GOP Backed 'Death Panels' ...in 2003

End-of-life counseling provided in Medicare bill
By Matt Cantor,  Newser Staff
Posted Aug 14, 2009 2:10 PM CDT
GOP Backed 'Death Panels' ...in 2003
Randy Hook, 50, of Hopewell, Pa., right, questions Sen. Arlen Specter, D-Pa., during a town hall meeting on health care in a Penn State University ballroom in State College, Pa., Aug. 12, 2009.   (AP Photo/Carolyn Kaster)

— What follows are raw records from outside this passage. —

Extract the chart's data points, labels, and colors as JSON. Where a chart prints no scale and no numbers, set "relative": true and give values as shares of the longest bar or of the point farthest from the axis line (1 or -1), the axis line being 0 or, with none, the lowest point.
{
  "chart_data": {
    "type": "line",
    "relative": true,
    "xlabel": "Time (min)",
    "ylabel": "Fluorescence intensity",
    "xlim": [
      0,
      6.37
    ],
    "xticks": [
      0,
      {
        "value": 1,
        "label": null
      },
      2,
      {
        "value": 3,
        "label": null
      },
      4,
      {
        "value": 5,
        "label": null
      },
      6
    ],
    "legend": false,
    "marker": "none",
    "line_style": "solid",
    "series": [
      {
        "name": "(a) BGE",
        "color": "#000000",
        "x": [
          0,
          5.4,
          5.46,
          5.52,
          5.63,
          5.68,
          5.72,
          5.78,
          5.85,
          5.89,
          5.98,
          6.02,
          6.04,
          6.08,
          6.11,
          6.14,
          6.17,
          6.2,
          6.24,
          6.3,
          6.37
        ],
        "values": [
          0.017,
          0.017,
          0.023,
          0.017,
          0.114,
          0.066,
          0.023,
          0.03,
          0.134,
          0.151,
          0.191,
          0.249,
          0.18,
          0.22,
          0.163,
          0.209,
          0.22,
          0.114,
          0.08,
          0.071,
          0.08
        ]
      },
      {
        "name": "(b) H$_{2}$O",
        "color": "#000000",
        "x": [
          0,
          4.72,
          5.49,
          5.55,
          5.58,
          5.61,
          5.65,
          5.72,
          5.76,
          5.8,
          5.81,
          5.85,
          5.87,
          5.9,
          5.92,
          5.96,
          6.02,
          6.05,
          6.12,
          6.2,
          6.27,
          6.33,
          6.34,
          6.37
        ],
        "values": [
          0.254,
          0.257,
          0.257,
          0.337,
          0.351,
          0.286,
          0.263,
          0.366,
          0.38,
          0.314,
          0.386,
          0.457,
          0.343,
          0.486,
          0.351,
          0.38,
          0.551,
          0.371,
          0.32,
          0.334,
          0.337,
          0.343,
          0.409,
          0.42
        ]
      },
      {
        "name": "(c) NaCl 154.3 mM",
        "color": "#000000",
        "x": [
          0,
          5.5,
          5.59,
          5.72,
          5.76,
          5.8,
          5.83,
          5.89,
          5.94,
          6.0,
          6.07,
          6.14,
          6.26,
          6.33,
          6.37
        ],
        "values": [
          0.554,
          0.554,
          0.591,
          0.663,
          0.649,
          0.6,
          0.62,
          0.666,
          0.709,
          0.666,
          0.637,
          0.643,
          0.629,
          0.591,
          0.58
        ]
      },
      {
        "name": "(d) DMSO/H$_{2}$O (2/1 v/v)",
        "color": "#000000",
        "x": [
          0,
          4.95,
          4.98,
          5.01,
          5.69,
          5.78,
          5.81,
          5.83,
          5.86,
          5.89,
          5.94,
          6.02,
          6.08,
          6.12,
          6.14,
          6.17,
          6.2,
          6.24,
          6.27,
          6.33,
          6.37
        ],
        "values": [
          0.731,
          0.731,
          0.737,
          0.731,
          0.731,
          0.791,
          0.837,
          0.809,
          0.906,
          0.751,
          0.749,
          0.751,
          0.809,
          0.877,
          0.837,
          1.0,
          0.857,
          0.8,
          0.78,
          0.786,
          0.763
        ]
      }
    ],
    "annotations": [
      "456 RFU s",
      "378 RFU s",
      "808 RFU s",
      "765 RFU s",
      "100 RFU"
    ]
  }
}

They’re up in arms against it now, but Republicans voted for a measure providing end-of-life counseling in 2003, Amy Sullivan writes for Time. That year’s Medicare prescription drug bill, which boasted support from 204 GOP representatives and 42 senators, offered funding for “counseling the beneficiary with respect to end-of-life issues and care options”—a provision very similar to the current proposal's.

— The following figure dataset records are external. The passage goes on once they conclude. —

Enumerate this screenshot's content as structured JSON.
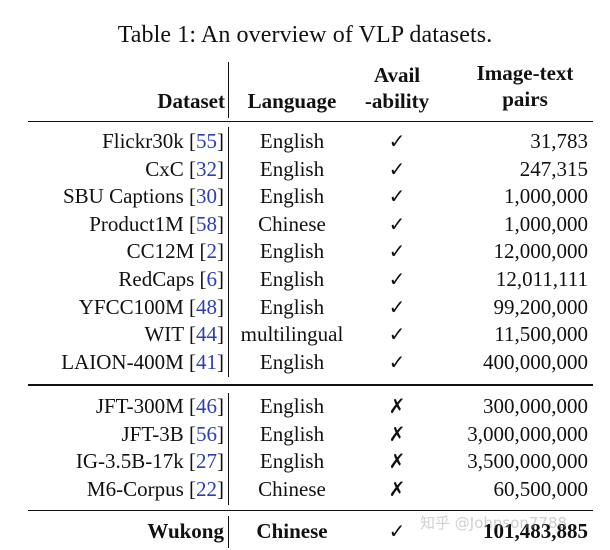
{
  "caption": "Table 1:  An overview of VLP datasets.",
  "headers": {
    "dataset": "Dataset",
    "language": "Language",
    "availability_line1": "Avail",
    "availability_line2": "-ability",
    "pairs_line1": "Image-text",
    "pairs_line2": "pairs"
  },
  "available_rows": [
    {
      "name": "Flickr30k ",
      "cite": "55",
      "language": "English",
      "availability": "✓",
      "pairs": "31,783"
    },
    {
      "name": "CxC ",
      "cite": "32",
      "language": "English",
      "availability": "✓",
      "pairs": "247,315"
    },
    {
      "name": "SBU Captions ",
      "cite": "30",
      "language": "English",
      "availability": "✓",
      "pairs": "1,000,000"
    },
    {
      "name": "Product1M ",
      "cite": "58",
      "language": "Chinese",
      "availability": "✓",
      "pairs": "1,000,000"
    },
    {
      "name": "CC12M ",
      "cite": "2",
      "language": "English",
      "availability": "✓",
      "pairs": "12,000,000"
    },
    {
      "name": "RedCaps ",
      "cite": "6",
      "language": "English",
      "availability": "✓",
      "pairs": "12,011,111"
    },
    {
      "name": "YFCC100M ",
      "cite": "48",
      "language": "English",
      "availability": "✓",
      "pairs": "99,200,000"
    },
    {
      "name": "WIT ",
      "cite": "44",
      "language": "multilingual",
      "availability": "✓",
      "pairs": "11,500,000"
    },
    {
      "name": "LAION-400M ",
      "cite": "41",
      "language": "English",
      "availability": "✓",
      "pairs": "400,000,000"
    }
  ],
  "unavailable_rows": [
    {
      "name": "JFT-300M ",
      "cite": "46",
      "language": "English",
      "availability": "✗",
      "pairs": "300,000,000"
    },
    {
      "name": "JFT-3B ",
      "cite": "56",
      "language": "English",
      "availability": "✗",
      "pairs": "3,000,000,000"
    },
    {
      "name": "IG-3.5B-17k ",
      "cite": "27",
      "language": "English",
      "availability": "✗",
      "pairs": "3,500,000,000"
    },
    {
      "name": "M6-Corpus ",
      "cite": "22",
      "language": "Chinese",
      "availability": "✗",
      "pairs": "60,500,000"
    }
  ],
  "wukong_row": {
    "name": "Wukong",
    "language": "Chinese",
    "availability": "✓",
    "pairs": "101,483,885"
  },
  "watermark": "知乎 @Johnson7788"
}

The difference, Sullivan notes, is that the older measure “applied only to terminally ill patients”; Section 1233, now being tossed around, would fund counseling before people get sick. “So either Republicans were for death panels in 2003 before turning against them now—or they're lying about end-of-life counseling in order to frighten the bejeezus out of their fellow citizens and defeat health reform by any means necessary.”